Unlike other types of loans where you have to repay what you've borrowed, you generally only need to provide crowdfunders with a reward for their support when your business finds its footing. This usually means giving them your product before anyone else.
Merchant cash advances, or MCAs, are one of the fastest ways for FBA startups to get funds for their business. You can apply for them online, don't need to have great credit to be approved, and will sometimes see the funds in your account within a few hours.
As you might have guessed, there's a catch. MCAs have extremely high-interest rates, usually in the triple digits. Not only that, but you repay this type of loan directly from the sales your business makes, which means you're not going to see a hefty percentage of your first-year sales if you take out one of these loans.
All that said, if you're in desperate need of funding and out of other ideas, MCAs make a solid last resort option. There's no collateral, so despite the high-interest rates, they're not too high risk.
Now that we've gone through all of your different funding options, it's time to figure out how much your FBA startup is really going to cost. Knowing your costs will help you know how much you really need to borrow and if you have the means to fund the venture on your own.
The first cost that you can't get around is product costs. Even if you're making your product yourself, there's still going to be a materials cost that goes into creating the product. Figure out how much it's going to cost per product and how many products you're going to order.
To keep your costs down as much as possible, choose products that are smaller in size. These products cost less to ship and store.
Speaking of shipping and storing, let's talk about inventory and shipping costs. The more of a product you purchase at once, the more manageable these costs are going to be. However, that also means you'll have to make more sales, so if you're just looking into your first shipment of product, try to shoot for $1,000 or less.
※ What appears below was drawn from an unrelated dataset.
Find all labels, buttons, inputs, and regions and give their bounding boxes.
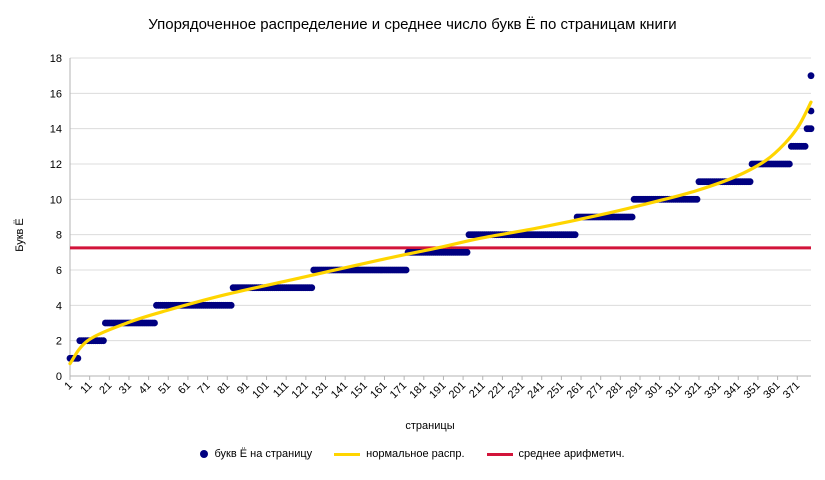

Marketing can give your new store a much-needed boost. Luckily, marketing on Amazon is relatively simple. The site itself has abundant marketing tools that are cost-effective. Plan to spend around $500 on marketing for your first batch of products. That's enough to raise awareness about your product and sustain your new business with sales.
Finally, we have analytics software. While this is an optional expense, it can give you a massive advantage over your competition, especially since so many of them are going to be using it themselves.
Though launching any new business is stressful, costs thankfully aren't as high for Amazon sellers as they are for many other types of businesses. And as we have illustrated, there are many ways to fund an Amazon startup. We hope this article has given you the ideas and tools you need to make your Amazon business a success.